"It is when we are in transition that we are most completely alive."

William Bridges, Early Pioneer in Transition Management

The transitions in my life started when I was just three weeks old. Born into a US Foreign Service family, I moved from place to place and changed schools often throughout my childhood. Some transitions were hilarious, some were painful. All were instructive. And they didn’t stop there.

My Journey of Transitions

After college in the Midwest and stints at the divinity and business schools at Harvard, I arrived in Washington, DC and spent the next 12 years working in federal government. I sensed another transition coming when it became clear to me that I was out of place in an Administration with which I did not entirely share a worldview.

Ironically, I transitioned to a job in the White House as the Deputy Director of The President’s Commission on Executive Exchange. This job played a pivotal role in shaping my own career transition story. The Executive Exchange created one-year “exchange” assignments that allowed senior executives from both the public and private sectors to experience one-year assignments working in the other sector. I was responsible for finding one-year assignments in the private sector for senior federal executives. It turned out that I loved career counseling and helping the senior feds to identify work that was both useful to their future federal career and personally satisfying.

Peter Sherer, CEO and Founder, Experience Matters

Over the next 20 years, I served in various senior executive positions within the nonprofit sector, never losing my passion for understanding and facilitating the human experience of transition. I did meaningful work with The National AIDS Fund, the Washington National Cathedral, and The Make-A-Wish Foundation of America. But it was at Experience Corps, the mission of which was to create volunteer opportunities for Boomers in retirement, that I started thinking even more deeply, again, about what I wanted to do next….

“In a remarkably short time, Peter helped me distill what for me had been very complicated and confused thinking into a clear vision –- and then provided me both the pep talk and the pragmatic tools necessary to turn that vision into reality.  I left feeling empowered and excited about a future that I had not before thought possible.Peter has a unique ability to compassionately listen and think creatively with clients about exciting futures, while at the same time offering frank and pragmatic advice grounded in the realities of today’s market. My two days with Peter were among the most productive and empowering time I’ve ever spent on career development.”

— Senior Executive, Washington, DC

What I Really Wanted To Do

I started to rethink each of my professional transitions and how I was forced to rethink “what I really wanted to do.” The process was both very exciting and somewhat uncomfortable.
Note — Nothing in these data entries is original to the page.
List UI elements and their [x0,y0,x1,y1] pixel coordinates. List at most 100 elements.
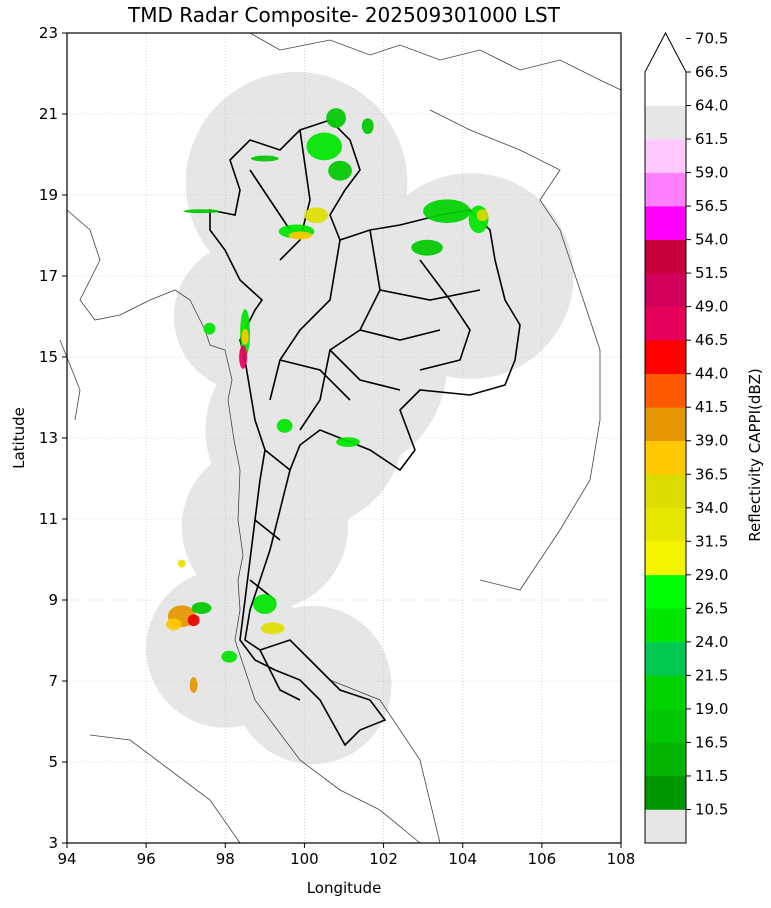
colorbar-segment [645,742,686,777]
x-axis-label: Longitude [307,879,382,897]
colorbar-outline [644,31,687,844]
x-tick-label: 108 [607,850,636,868]
y-tick-label: 7 [48,672,58,690]
colorbar-segment [645,340,686,374]
radar-echoes [165,108,489,693]
y-tick-label: 13 [39,429,58,447]
radar-echo [239,345,248,369]
colorbar-tick-label: 54.0 [695,231,728,249]
y-tick-label: 11 [39,510,58,528]
colorbar-segment [645,273,686,307]
coverage-circle [233,605,392,765]
colorbar: 10.5 11.5 16.5 19.0 21.5 24.0 26.5 29.0 31.5 34.0… [644,29,728,844]
colorbar-segment [645,72,686,106]
y-tick-label: 5 [48,753,58,771]
colorbar-ticks: 10.5 11.5 16.5 19.0 21.5 24.0 26.5 29.0 31.5 34.0… [686,29,728,818]
colorbar-segment [645,608,686,643]
radar-echo [251,155,279,162]
colorbar-segment [645,675,686,710]
x-tick-label: 94 [57,850,76,868]
radar-echo [203,322,216,335]
colorbar-tick-label: 31.5 [695,532,728,550]
colorbar-tick-label: 70.5 [695,29,728,47]
y-tick-label: 19 [39,186,58,204]
colorbar-tick-label: 39.0 [695,432,728,450]
colorbar-segments [644,31,687,844]
radar-echo [177,559,186,568]
radar-echo [304,207,329,224]
radar-echo [326,108,346,128]
colorbar-segment [645,775,686,810]
colorbar-segment [645,373,686,408]
map-title: TMD Radar Composite- 202509301000 LST [127,3,561,27]
colorbar-tick-label: 24.0 [695,633,728,651]
colorbar-tick-label: 61.5 [695,130,728,148]
colorbar-tick-label: 21.5 [695,666,728,684]
radar-echo [423,199,471,224]
colorbar-segment [645,239,686,274]
longitude-ticks: 94 96 98 100 102 104 106 108 [57,843,635,868]
radar-echo [476,209,489,222]
colorbar-segment [645,507,686,542]
colorbar-segment [645,306,686,341]
colorbar-tick-label: 10.5 [695,800,728,818]
colorbar-label: Reflectivity CAPPI(dBZ) [746,368,764,542]
radar-echo [306,132,343,161]
colorbar-tick-label: 59.0 [695,164,728,182]
colorbar-segment [645,474,686,509]
coastlines [59,32,622,844]
x-tick-label: 106 [528,850,557,868]
radar-echo [252,594,277,614]
latitude-ticks: 3 5 7 9 11 13 15 17 19 21 23 [39,24,67,852]
radar-echo [187,614,200,627]
y-axis-label: Latitude [10,407,28,469]
radar-echo [411,239,443,256]
colorbar-tick-label: 49.0 [695,298,728,316]
x-tick-label: 102 [369,850,398,868]
radar-echo [191,602,212,615]
colorbar-tick-label: 16.5 [695,733,728,751]
colorbar-segment [645,809,686,844]
colorbar-tick-label: 36.5 [695,465,728,483]
colorbar-tick-label: 46.5 [695,331,728,349]
colorbar-tick-label: 41.5 [695,398,728,416]
colorbar-segment [645,206,686,240]
colorbar-segment [645,541,686,576]
radar-echo [189,677,198,693]
x-tick-label: 98 [216,850,235,868]
radar-echo [241,328,249,345]
coverage-circle [185,72,408,294]
map-axes: 94 96 98 100 102 104 106 108 3 5 7 9 11 13 15 17 19 21 23 [39,24,635,868]
y-tick-label: 21 [39,105,58,123]
y-tick-label: 15 [39,348,58,366]
radar-echo [328,160,352,181]
colorbar-segment [645,407,686,442]
radar-echo [260,622,285,635]
colorbar-segment [645,574,686,609]
radar-echo [165,618,182,631]
y-tick-label: 23 [39,24,58,42]
radar-echo [336,437,360,447]
colorbar-tick-label: 66.5 [695,63,728,81]
radar-echo [276,418,293,433]
colorbar-tick-label: 44.0 [695,365,728,383]
x-tick-label: 104 [448,850,477,868]
y-tick-label: 3 [48,834,58,852]
colorbar-segment [645,172,686,207]
colorbar-segment [645,708,686,743]
y-tick-label: 9 [48,591,58,609]
colorbar-segment [645,440,686,475]
colorbar-tick-label: 34.0 [695,499,728,517]
radar-echo [361,118,374,135]
radar-echo [221,650,238,663]
colorbar-tick-label: 26.5 [695,599,728,617]
radar-echo [288,231,313,240]
colorbar-tick-label: 51.5 [695,264,728,282]
y-tick-label: 17 [39,267,58,285]
colorbar-tick-label: 64.0 [695,97,728,115]
colorbar-tick-label: 19.0 [695,700,728,718]
colorbar-segment [645,641,686,676]
colorbar-segment [645,105,686,140]
colorbar-tick-label: 56.5 [695,197,728,215]
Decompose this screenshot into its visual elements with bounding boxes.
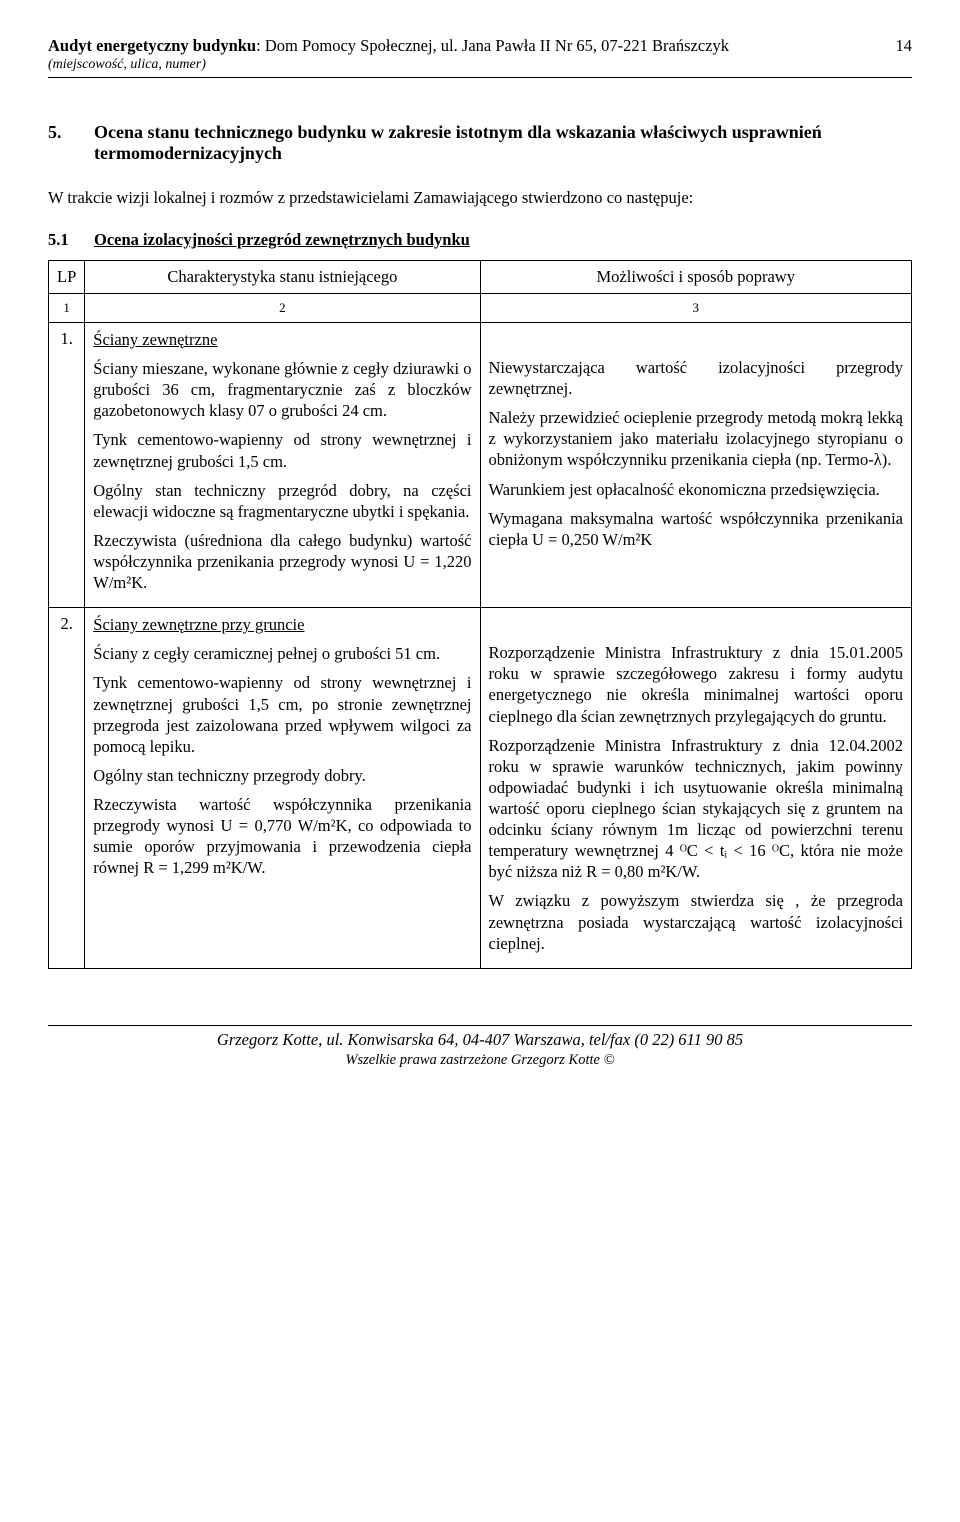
char-para: Rzeczywista wartość współczynnika przeni… [93, 794, 471, 878]
section-number: 5. [48, 122, 94, 164]
col-sub-2: 2 [85, 294, 480, 323]
row-char: Ściany zewnętrzne przy gruncie Ściany z … [85, 608, 480, 969]
subsection-heading: 5.1Ocena izolacyjności przegród zewnętrz… [48, 230, 912, 250]
pop-para: Rozporządzenie Ministra Infrastruktury z… [489, 735, 904, 883]
footer-rule [48, 1025, 912, 1026]
page-footer: Grzegorz Kotte, ul. Konwisarska 64, 04-4… [48, 1025, 912, 1069]
page-header: Audyt energetyczny budynku: Dom Pomocy S… [48, 36, 912, 73]
table-row: 1. Ściany zewnętrzne Ściany mieszane, wy… [49, 323, 912, 608]
header-title-bold: Audyt energetyczny budynku [48, 36, 256, 55]
char-para: Ściany z cegły ceramicznej pełnej o grub… [93, 643, 471, 664]
char-para: Tynk cementowo-wapienny od strony wewnęt… [93, 672, 471, 756]
table-subheader-row: 1 2 3 [49, 294, 912, 323]
intro-text: W trakcie wizji lokalnej i rozmów z prze… [48, 188, 912, 208]
row-pop: Niewystarczająca wartość izolacyjności p… [480, 323, 912, 608]
header-title-block: Audyt energetyczny budynku: Dom Pomocy S… [48, 36, 729, 73]
pop-para: Należy przewidzieć ocieplenie przegrody … [489, 407, 904, 470]
col-header-pop: Możliwości i sposób poprawy [480, 261, 912, 294]
col-header-char: Charakterystyka stanu istniejącego [85, 261, 480, 294]
col-sub-1: 1 [49, 294, 85, 323]
char-para: Tynk cementowo-wapienny od strony wewnęt… [93, 429, 471, 471]
row-title: Ściany zewnętrzne [93, 329, 471, 350]
col-sub-3: 3 [480, 294, 912, 323]
char-para: Rzeczywista (uśredniona dla całego budyn… [93, 530, 471, 593]
footer-line-1: Grzegorz Kotte, ul. Konwisarska 64, 04-4… [48, 1030, 912, 1050]
row-lp: 1. [49, 323, 85, 608]
subsection-number: 5.1 [48, 230, 94, 250]
char-para: Ściany mieszane, wykonane głównie z cegł… [93, 358, 471, 421]
section-title: Ocena stanu technicznego budynku w zakre… [94, 122, 912, 164]
subsection-title: Ocena izolacyjności przegród zewnętrznyc… [94, 230, 470, 249]
row-title: Ściany zewnętrzne przy gruncie [93, 614, 471, 635]
pop-para: Wymagana maksymalna wartość współczynnik… [489, 508, 904, 550]
table-header-row: LP Charakterystyka stanu istniejącego Mo… [49, 261, 912, 294]
char-para: Ogólny stan techniczny przegród dobry, n… [93, 480, 471, 522]
row-lp: 2. [49, 608, 85, 969]
col-header-lp: LP [49, 261, 85, 294]
pop-para: Warunkiem jest opłacalność ekonomiczna p… [489, 479, 904, 500]
row-pop: Rozporządzenie Ministra Infrastruktury z… [480, 608, 912, 969]
table-row: 2. Ściany zewnętrzne przy gruncie Ściany… [49, 608, 912, 969]
header-subtitle: (miejscowość, ulica, numer) [48, 57, 729, 73]
assessment-table: LP Charakterystyka stanu istniejącego Mo… [48, 260, 912, 969]
pop-para: Niewystarczająca wartość izolacyjności p… [489, 357, 904, 399]
header-rule [48, 77, 912, 78]
row-char: Ściany zewnętrzne Ściany mieszane, wykon… [85, 323, 480, 608]
header-title-rest: : Dom Pomocy Społecznej, ul. Jana Pawła … [256, 36, 729, 55]
pop-para: Rozporządzenie Ministra Infrastruktury z… [489, 642, 904, 726]
section-heading: 5. Ocena stanu technicznego budynku w za… [48, 122, 912, 164]
footer-line-2: Wszelkie prawa zastrzeżone Grzegorz Kott… [48, 1052, 912, 1069]
char-para: Ogólny stan techniczny przegrody dobry. [93, 765, 471, 786]
page-number: 14 [896, 36, 913, 56]
pop-para: W związku z powyższym stwierdza się , że… [489, 890, 904, 953]
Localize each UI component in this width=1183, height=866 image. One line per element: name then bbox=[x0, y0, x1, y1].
I knew that I wanted to transition but was unsure of the details of the direction I wanted to take. Over time I learned that creating a new professional identity was well worth the hard work because ultimately it would be very satisfying to combine my skills and experience with my new interest.

After completing a number of assessments that I had created to help me discover my next step I decided to become a professional career coach. I started by interviewing the best executive career coaches in the world and asking for advice about my next steps. They all said three things; read extensively, go to an accredited coach training program and get a mentor coach yourself. I took their advice and after an intensive course, I became certified by the International Coach Federation.

Experience Matters

In 2006 I created “Experience Matters – providing clarity, confidence and concrete tools for executives in transition.”

During this amazing period of transition into the work I love I have learned three things:

  1. Transitions are challenging because they cause us to reevaluate who we are at a fundamental level. Transition is a challenge to either our personal or professional identity or both.
  2. Most people encounter a time in their career where they know that they want to change jobs but are so unsure of what they would love to do next that they remain stuck in unsatisfying work. They are paralyzed when someone asks, “I would like to be helpful so please tell me what are you looking for”?
  3. Even if they know what they might like to do many people are so unsure of a safe way to research their interest that they don’t venture out to pursue a new direction.

Through Experience Matters, I have helped over 550 people answer each of these challenges and move on to meaningful work that they love.